Mesmo assim, este faturamento recorde contou com o auxílio da inflação. De fato, a afluência do público teve uma ligeira diminuição em relação ao ano passado.

Os americanos compraram cerca de 624 milhões de ingressos para assistir a filmes neste verão, o que representa uma queda se comparado com os 630 milhões de ingressos do ano passado. Os preços dos ingressos aumentaram, passando de um valor médio de US$ 6,03 (R$ 17,57) em 2003 para cerca de US$ 6,25 (R$ 18,21) neste ano.

Mais uma vez, as continuações provaram ser a chave do sucesso dos estúdios, uma vez que a implantação das "franquias" dos filmes "Shrek," "Homem-Aranha" e "Harry Potter" lideraram todos os filmes do verão. "O Dia Depois de Amanhã" foi o único filme que não seja uma continuação a estar entre os cincos primeiros no ranking dos filmes de maior bilheteria.

"Se formos fazer um balanço, creio que o que este verão nos ensinou foi que as pessoas se mostraram razoavelmente satisfeitas", diz Marc Shmuger, o vice-presidente da produtora Universal Pictures, que registrou a quinta maior bilheteria da temporada com "The Bourne Supremacy" (A Supremacia Bourne), continuaçãop de "A Identidade Bourne", com Matt Damon.

"Eu não acho que esta satisfação tivesse sido tão extraordinária assim, mas, quer saber de uma coisa? No final das contas, uma satisfação razoável vale mais do que uma avaliação extremamente negativa".

A grande surpresa deste verão veio do fato de o público adulto ter escolhido alguns poucos filmes por conta própria. O incendiário "Fahrenheit 11 de Setembro", de Michael Moore, tornou-se o primeiro documentário a transpor a barreira dos US$ 100 milhões (R$ 291,34 milhões) em termos de faturamento nas bilheterias, sendo o nono filme mais visto nos Estados Unidos neste verão, com um faturamento total de US$ 117,6 milhões (R$ 342,62 milhões).

"Nós dissemos desde o início que 'Fahrenheit' não era apenas informativo, mas que ele era também mais do que divertido", explica Tom Ortenberg, o presidente da Lions Gate Films, uma das firmas que distribuem o filme. "Nós sempre achamos que foi a combinação destas duas coisas que fez com que ele atraiu um público considerável em todo o país".

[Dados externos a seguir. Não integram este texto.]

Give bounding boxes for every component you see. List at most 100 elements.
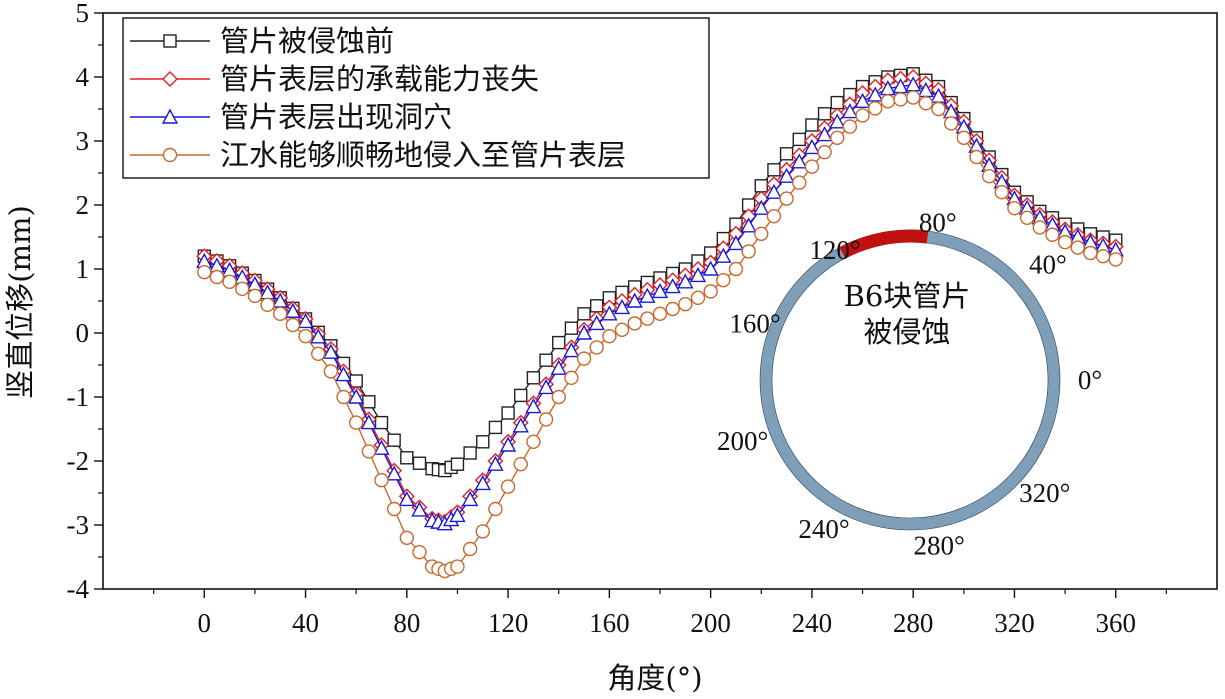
data-point xyxy=(488,501,503,517)
data-point xyxy=(816,126,833,142)
data-point xyxy=(931,101,946,117)
ring-caption: 被侵蚀 xyxy=(863,315,950,349)
data-point xyxy=(590,299,604,313)
data-point xyxy=(880,94,896,109)
data-point xyxy=(1045,227,1060,242)
data-point xyxy=(450,457,465,471)
data-point xyxy=(526,371,541,385)
data-point xyxy=(765,183,783,199)
data-point xyxy=(526,434,541,449)
data-point xyxy=(273,306,288,321)
x-tick-label: 200 xyxy=(690,608,731,638)
data-point xyxy=(652,306,668,321)
data-point xyxy=(703,284,718,299)
data-point xyxy=(564,370,579,385)
data-point xyxy=(626,292,643,308)
data-point xyxy=(956,130,972,146)
data-point xyxy=(868,101,883,116)
x-tick-label: 120 xyxy=(488,608,529,638)
x-axis-title: 角度(°) xyxy=(607,661,702,695)
data-point xyxy=(512,417,529,433)
data-point xyxy=(400,451,414,465)
data-point xyxy=(981,168,997,184)
data-point xyxy=(552,335,566,350)
data-point xyxy=(260,297,275,313)
data-point xyxy=(197,265,212,280)
data-point xyxy=(867,86,884,102)
x-tick-label: 40 xyxy=(292,608,319,638)
data-point xyxy=(841,103,859,119)
data-point xyxy=(487,455,504,471)
legend-item: 江水能够顺畅地侵入至管片表层 xyxy=(130,138,626,172)
y-tick-label: -1 xyxy=(67,382,90,412)
y-tick-label: 2 xyxy=(76,190,90,220)
data-point xyxy=(336,389,351,405)
data-point xyxy=(665,301,680,317)
ring-caption: B6块管片 xyxy=(844,279,971,313)
data-point xyxy=(450,559,465,574)
data-point xyxy=(323,364,339,379)
data-point xyxy=(385,465,403,481)
data-point xyxy=(640,311,655,326)
data-point xyxy=(702,260,719,276)
x-tick-label: 320 xyxy=(994,608,1035,638)
data-point xyxy=(589,340,604,355)
data-point xyxy=(514,388,528,403)
data-point xyxy=(854,92,871,109)
series xyxy=(196,76,1124,531)
data-point xyxy=(817,107,832,121)
data-point xyxy=(754,226,769,242)
data-point xyxy=(488,420,503,435)
data-point xyxy=(627,316,642,331)
data-point xyxy=(678,297,693,312)
data-point xyxy=(161,108,179,124)
y-axis-title: 竖直位移(mm) xyxy=(3,205,37,399)
data-point xyxy=(779,147,794,161)
data-point xyxy=(576,351,592,366)
data-point xyxy=(918,96,934,111)
data-point xyxy=(1007,200,1022,216)
data-point xyxy=(284,302,302,318)
data-point xyxy=(310,328,327,344)
data-point xyxy=(778,167,795,183)
data-point xyxy=(753,199,770,215)
data-point xyxy=(803,138,821,155)
x-tick-label: 160 xyxy=(589,608,630,638)
data-point xyxy=(943,116,959,131)
data-point xyxy=(817,144,832,160)
data-point xyxy=(829,113,846,129)
y-tick-label: -2 xyxy=(67,446,90,476)
legend-label: 管片表层的承载能力丧失 xyxy=(220,62,539,96)
data-point xyxy=(499,436,517,452)
data-point xyxy=(969,149,984,165)
y-tick-label: -3 xyxy=(67,510,90,540)
ring-angle-label: 120° xyxy=(809,235,860,265)
data-point xyxy=(601,305,618,321)
data-point xyxy=(893,92,908,107)
data-point xyxy=(766,208,782,224)
y-tick-label: 0 xyxy=(76,318,90,348)
data-point xyxy=(805,118,819,132)
data-point xyxy=(500,479,516,494)
series-group xyxy=(196,67,1124,579)
data-point xyxy=(285,317,301,333)
ring-angle-label: 40° xyxy=(1029,249,1067,279)
ring-angle-label: 160° xyxy=(729,309,780,339)
data-point xyxy=(664,278,681,294)
data-point xyxy=(577,307,591,321)
y-tick-label: -4 xyxy=(67,574,90,604)
data-point xyxy=(905,90,921,105)
data-point xyxy=(525,398,542,414)
data-point xyxy=(322,343,340,359)
ring-angle-label: 200° xyxy=(717,426,768,456)
data-point xyxy=(1070,240,1085,255)
data-point xyxy=(348,388,365,404)
data-point xyxy=(779,191,794,206)
data-point xyxy=(855,108,870,123)
data-point xyxy=(501,406,515,420)
data-point xyxy=(360,414,378,430)
axes: 0 40 80 120 160 200 240 280 320 360 -4 -3 -2 -1 0 1 2 3 4 5 xyxy=(67,0,1218,638)
legend-label: 江水能够顺畅地侵入至管片表层 xyxy=(220,138,626,172)
data-point xyxy=(348,415,364,430)
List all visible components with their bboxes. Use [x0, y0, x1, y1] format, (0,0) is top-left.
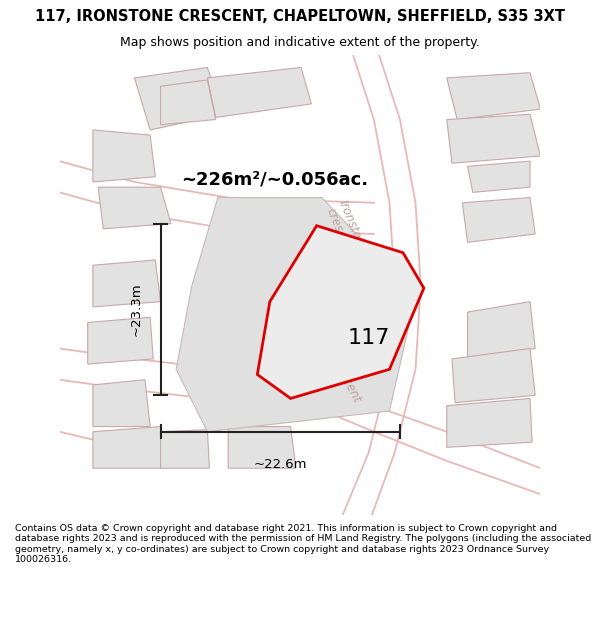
Polygon shape: [208, 68, 311, 118]
Text: Contains OS data © Crown copyright and database right 2021. This information is : Contains OS data © Crown copyright and d…: [15, 524, 591, 564]
Text: ~226m²/~0.056ac.: ~226m²/~0.056ac.: [181, 171, 368, 189]
Polygon shape: [447, 399, 532, 448]
Polygon shape: [176, 198, 416, 432]
Polygon shape: [208, 296, 268, 354]
Polygon shape: [88, 318, 153, 364]
Polygon shape: [93, 380, 150, 426]
Text: 117, IRONSTONE CRESCENT, CHAPELTOWN, SHEFFIELD, S35 3XT: 117, IRONSTONE CRESCENT, CHAPELTOWN, SHE…: [35, 9, 565, 24]
Polygon shape: [134, 68, 223, 130]
Text: 117: 117: [347, 328, 390, 348]
Polygon shape: [93, 426, 164, 468]
Text: ~23.3m: ~23.3m: [130, 282, 143, 336]
Polygon shape: [93, 260, 161, 307]
Polygon shape: [98, 187, 171, 229]
Polygon shape: [228, 426, 296, 468]
Polygon shape: [257, 226, 424, 399]
Polygon shape: [161, 80, 216, 125]
Polygon shape: [452, 349, 535, 403]
Text: Map shows position and indicative extent of the property.: Map shows position and indicative extent…: [120, 36, 480, 49]
Text: ~22.6m: ~22.6m: [253, 458, 307, 471]
Text: Ironstone Crescent: Ironstone Crescent: [299, 299, 363, 404]
Polygon shape: [161, 429, 209, 468]
Polygon shape: [467, 161, 530, 192]
Polygon shape: [447, 114, 541, 163]
Polygon shape: [447, 72, 541, 119]
Polygon shape: [93, 130, 155, 182]
Polygon shape: [463, 198, 535, 242]
Polygon shape: [467, 302, 535, 359]
Polygon shape: [202, 349, 259, 401]
Text: Ironstone
crescent: Ironstone crescent: [322, 199, 369, 261]
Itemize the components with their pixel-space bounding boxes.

O mesmo não pode ser dito de vários filmes que estrearam durante este fim de semana. "Hero", o filme de artes marciais do cineasta Jet Li, lidera o ranking da melhor bilheteria pelo segundo fim de semana consecutivo, registrando um faturamento de US$ 11,5 milhões (R$ 33,50 milhões).

"Hero" foi o único filme a faturar mais de US$ 10 milhões (R$ 29,13 milhões) neste fim de semana prolongado.

A maior estréia do fim de semana foi a fita de vingança "Paparazzi", que faturou US$ 7,9 milhões (R$ 23,02 milhões), o que lhe permitiu se alçar ao quarto lugar.

"Wicker Park", o thriller de suspense estrelado por Josh Hartnett, estreou no sexto lugar, com US$ 6,8 milhões (R$ 19,81 milhões), ou seja, cerca de US$ 2 milhões abaixo das expectativas.

Este não foi um fim de semana dos melhores, nem para filmes ambientados em meio urbano nem na era victoriana. "Vanity Fair", com Reese Witherspoon e a comédia produzida por Queen Latifah intitulada "The Cookout" arrecadaram apenas US$ 6,1 milhões (R$ 17,77 milhões) cada um.